Sometimes, the police use press briefings and the like to update the public on their investigations. And, since the media’s job is to inform people, journalists sometimes ask challenging questions. If they’re not handled well, it can seem as though the press is trying to tell the police how to do their jobs. We see that sort of tension in ’s Dregs. Police detective William Wisting and his team are trying to solve a bizarre case. A left food, clad in a trainer, was found near the Norwegian town of Stavern. Shortly afterwards, another was found. And another. The story has made all of the news outlets, and everyone has an opinion on what’s going on. One of the most popular is that there’s some sort of serial killer at work. There’s so much gossip about the investigation that the police believe it’s best to hold a press briefing, so that they have a say in the information that becomes public. Wisting isn’t a big fan of such events, but he knows they have value. During the briefing, he’s grilled on several aspects of the case. One journalist in particular challenges him on several matters, even suggesting that the police have made mistakes. It’s a tense scene, and certainly doesn’t make Wisting’s job any easier.

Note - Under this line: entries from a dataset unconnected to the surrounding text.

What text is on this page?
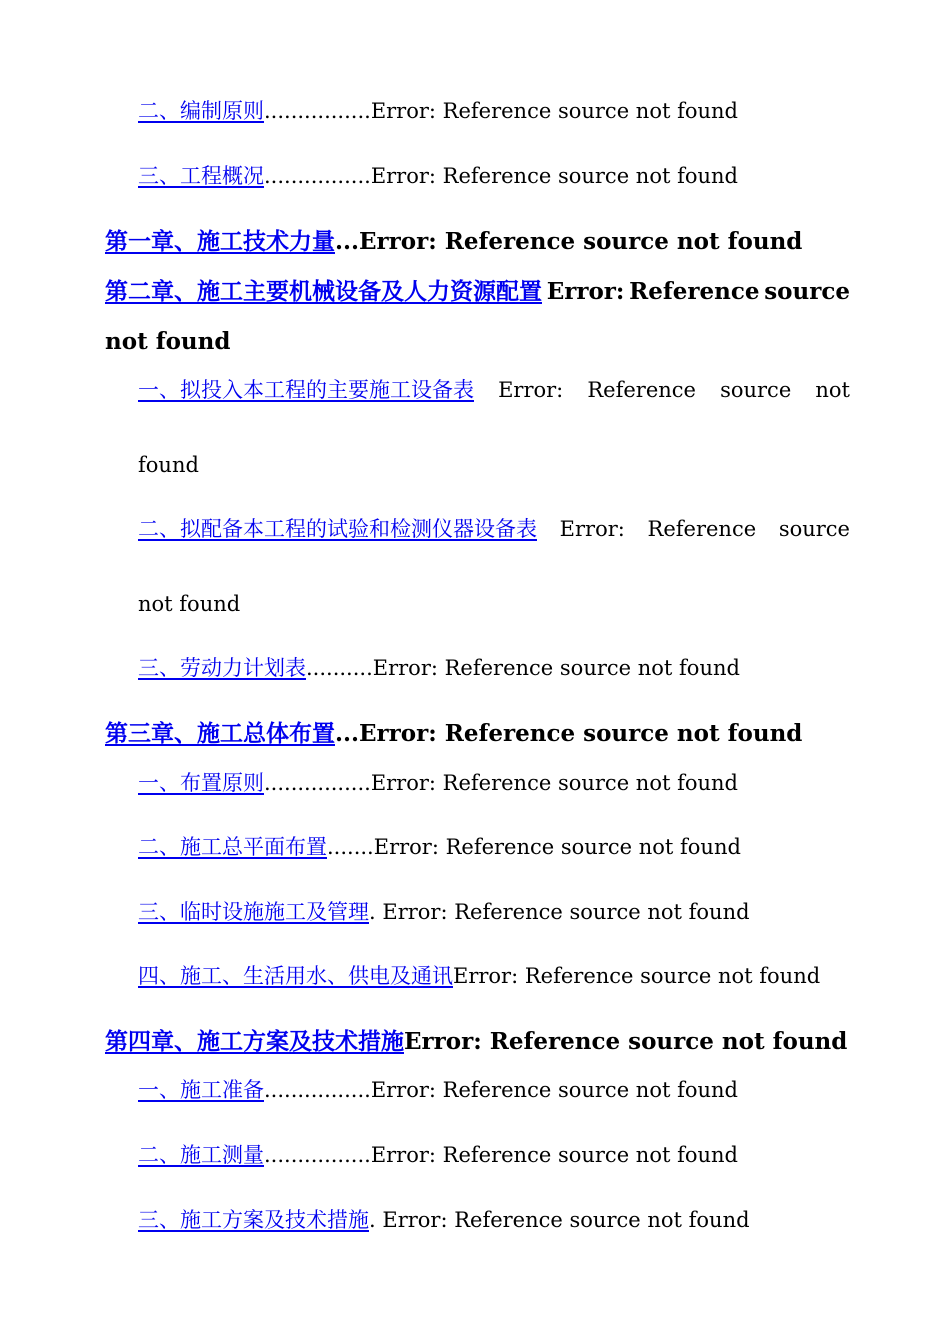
二、编制原则................Error: Reference source not found
三、工程概况................Error: Reference source not found
第一章、施工技术力量...Error: Reference source not found
第二章、施工主要机械设备及人力资源配置 Error: Reference source
not found
一、拟投入本工程的主要施工设备表 Error: Reference source not
found
二、拟配备本工程的试验和检测仪器设备表 Error: Reference source
not found
三、劳动力计划表..........Error: Reference source not found
第三章、施工总体布置...Error: Reference source not found
一、布置原则................Error: Reference source not found
二、施工总平面布置.......Error: Reference source not found
三、临时设施施工及管理. Error: Reference source not found
四、施工、生活用水、供电及通讯Error: Reference source not found
第四章、施工方案及技术措施Error: Reference source not found
一、施工准备................Error: Reference source not found
二、施工测量................Error: Reference source not found
三、施工方案及技术措施. Error: Reference source not found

The police also have their share of input from individuals who call or visit. Sometimes those visits are fruitful; sometimes not. That’s part of what can make the police’s job challenging. In Martin Edwards’ The Hanging Wood, for instance, Cumbria Constabulary DCI Hannah Scarlett gets a call from Orla Payne. Orla’s brother Callum went missing years ago, and no trace of him has been found. Now, Orla wants his case re-opened. When she calls in, though, she’s both emotionally fragile and drunk. So, she’s not very coherent and doesn’t make a very good impression on Scarlett. In fact, she’s all but brushed off. Then, Orla herself dies by suicide (or is it really suicide?). Now, Scarlett wishes she’d accepted Orla’s suggestion to look into Callum’s disappearance. Her guilt is part of what spurs her on to open the case again. And what she finds is a dark story that goes back decades.
And then there’s Helen Fitzgerald’s The Cry. When Joanna Lindsay and her partner, Alistair Robertson, travel from her native Scotland to Victoria, they’re hoping to make a new start. The trip doesn’t go well, though, as their nine-week-old son, Noah, is not an easy baby. In fact, the flight is dreadful. But, they land safely and start to make their way from Melbourne to their destination, Alistair’s home town. Along the way, they face every parent’s worst nightmare: the loss of baby Noah. The police spearhead a massive search, and they get all sorts of advice from the media and the public. Facebook pages, Twitter accounts and other social media are full of people’s opinions about what the police ought to be doing, and where they should be looking. People are even more ‘helpful’ when they begin to suspect that one or both of Noah’s parents may have had a hand in whatever happened to him. In the end, we find out the truth. We also see how difficult it can be for the police when everyone wants to make suggestions.
But the fact is, you never know when someone’s ‘help’ may actually include vital information. So, the police know that they can’t shut people out entirely. It makes for an interesting dilemma, and (in crime fiction) a solid source of tension.
*NOTE: The title of this post is a line from Frank Black’s Freedom Rock.